John-Guerra: That is all part of the job. Sometimes in helping a child overcome a situation at home, I might get some backlash from the members of said home, but as long as I know that what I’m doing is to protect and help the child, then that is ok. That is not something that will scare me from doing what is right and what will help the child.
The VOICE: How have your experiences on the job helped your personal life and growth?
John-Guerra: It has made me more observant in my interaction with people. It has helped me become more empathetic with people, because you never know what people are going through, so the way you speak to and interact with people…it’s just second nature for me now to be nice and mindful. Everybody is walking around with their own story, their own journey, and just to be present within myself and whatever interaction I have with anybody, I try to make it meaningful in any way, even with a smile.
The VOICE: With so many cases of rape, child molestation arising today, how would you compare the number of cases that you faced early in your career, versus the numbers you face today?
John-Guerra: I don’t see much difference. I jus see that students are more exposed to what is happening out there due to social media and their devices. They always know about the latest shootings and killings. But I feel that the number of cases that I deal with has been constant, but it’s also different with regards to the types of cases. Back then, I would have more teenage pregnancies or students who get pregnant and come back to school…I haven’t had that for a while, but I would have a different type of case now, maybe more anger issues. So I’ve always had cases, it’s just that the cases are different.
The VOICE: In cases of suicide, is this a common issue that you come across, and if so, how do you tackle such issues?
John-Guerra: Once a child has suicidal thoughts, I have to take it seriously. I would interview the child to find out what is going and ask if they have a plan. If the child says yes, then I would have to inform the parents that this is what the child is going through, and I would let the child know in advance of course, but I would then look out for different things and observe the child, I would make sure that the child has no access to knives, pills etc. I haven’t had a student tell me that they have a plan per se, but sometimes, the thoughts do enter their mind. With that said, when I ask what prevents them from acting on it, they would say that they don’t want to hurt their mother or father.
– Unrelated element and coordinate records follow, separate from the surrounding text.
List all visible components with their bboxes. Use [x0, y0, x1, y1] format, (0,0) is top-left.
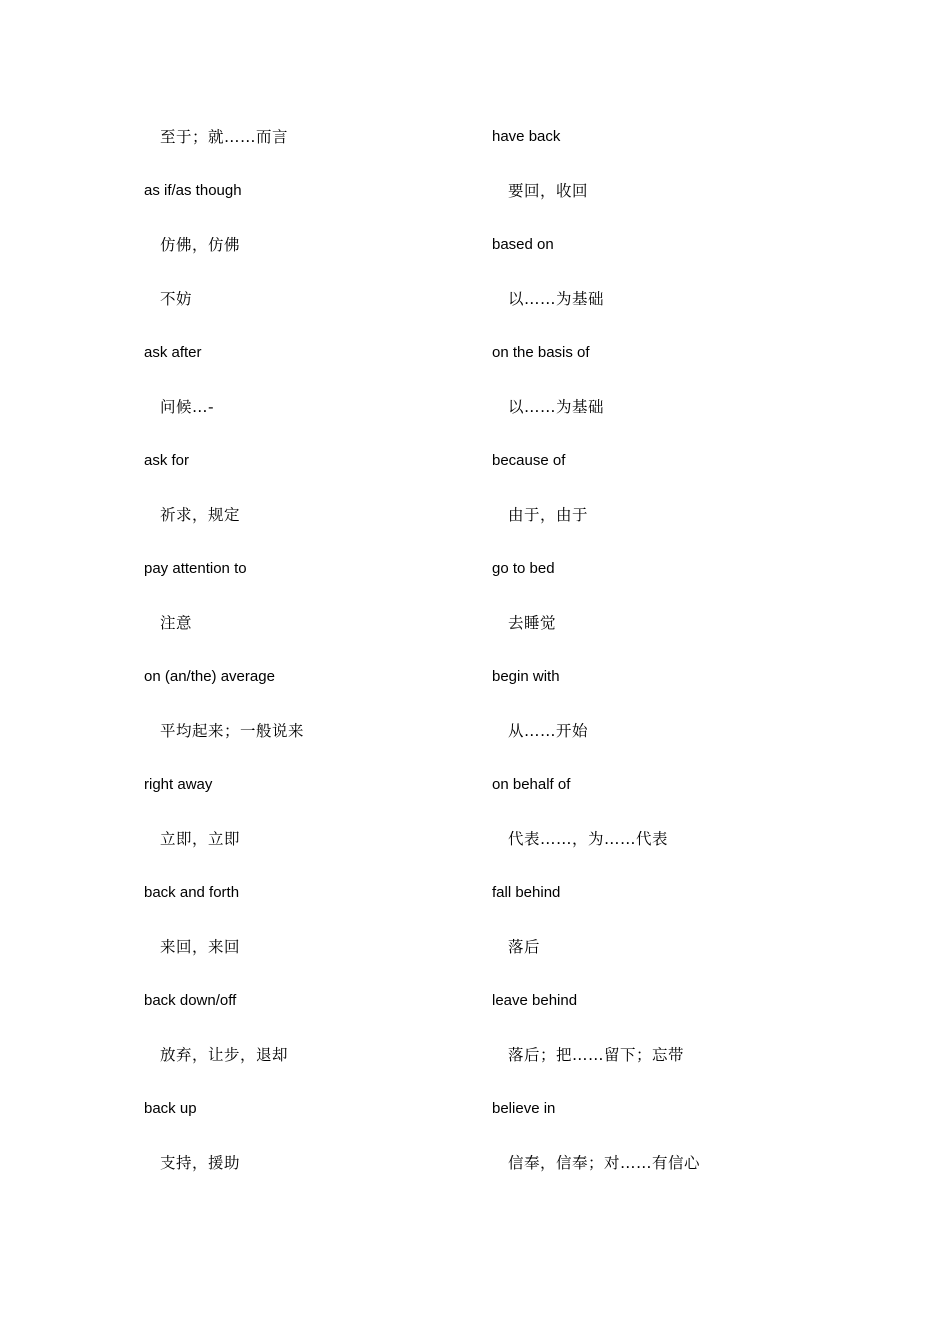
english-phrase: back down/off [144, 992, 237, 1009]
chinese-translation: 平均起来；一般说来 [160, 722, 305, 740]
chinese-translation: 落后；把……留下；忘带 [508, 1046, 685, 1064]
chinese-translation: 仿佛，仿佛 [160, 236, 241, 254]
english-phrase: on the basis of [492, 344, 590, 361]
english-phrase: go to bed [492, 560, 555, 577]
english-phrase: because of [492, 452, 566, 469]
english-phrase: pay attention to [144, 560, 247, 577]
chinese-translation: 注意 [160, 614, 193, 632]
chinese-translation: 立即，立即 [160, 830, 241, 848]
english-phrase: based on [492, 236, 554, 253]
english-phrase: right away [144, 776, 213, 793]
chinese-translation: 祈求，规定 [160, 506, 241, 524]
english-phrase: back up [144, 1100, 197, 1117]
english-phrase: fall behind [492, 884, 561, 901]
chinese-translation: 放弃，让步，退却 [160, 1046, 289, 1064]
chinese-translation: 由于，由于 [508, 506, 589, 524]
chinese-translation: 要回，收回 [508, 182, 589, 200]
english-phrase: believe in [492, 1100, 556, 1117]
english-phrase: ask after [144, 344, 202, 361]
english-phrase: leave behind [492, 992, 578, 1009]
left-column [144, 123, 474, 1203]
chinese-translation: 支持，援助 [160, 1154, 241, 1172]
chinese-translation: 不妨 [160, 290, 193, 308]
chinese-translation: 落后 [508, 938, 541, 956]
english-phrase: ask for [144, 452, 190, 469]
chinese-translation: 信奉，信奉；对……有信心 [508, 1154, 701, 1172]
chinese-translation: 代表……，为……代表 [508, 830, 669, 848]
chinese-translation: 问候…- [160, 398, 215, 416]
english-phrase: on (an/the) average [144, 668, 275, 685]
chinese-translation: 来回，来回 [160, 938, 241, 956]
english-phrase: have back [492, 128, 561, 145]
chinese-translation: 以……为基础 [508, 290, 605, 308]
english-phrase: begin with [492, 668, 560, 685]
chinese-translation: 以……为基础 [508, 398, 605, 416]
english-phrase: on behalf of [492, 776, 571, 793]
chinese-translation: 从……开始 [508, 722, 589, 740]
right-column [492, 123, 822, 1203]
chinese-translation: 至于；就……而言 [160, 128, 289, 146]
chinese-translation: 去睡觉 [508, 614, 557, 632]
english-phrase: back and forth [144, 884, 240, 901]
english-phrase: as if/as though [144, 182, 242, 199]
That is basically a manifestation of the depression or the hurt that they are going through, and so my job is to help them pull through that deep seated hurt that they have. Basically, what I think the children need the most is skills and techniques on how to manage their emotions from time to time based on what is going on.
The VOICE: Riding on what you just said, a lot of people tend to dismiss young people and their thoughts and emotions, thinking that adults are the only ones with real problems. As someone who speaks to these children on a deeper and personal level, how are these children really?
John-Guerra: These children are human beings like all of us…they go through the same pain, hurt, insecurities and they have their anger to deal with, and a lot of parents seem to dismiss that because “They are just children!” but no, they are people, yeah they are little people, but they are people all the same and they have their struggles and challenges. I try to let parents know that they go through their own stuff as well. The importance, I think there from as young as possible, is communication. Engage that child in communication from very young, so that when they reach that age of adolescence, they will be accustomed to communicating with you and expressing how they feel. The same way parents appreciate people honouring their feelings and emotions, they should do the same with their children and respect that they have valid emotions as well.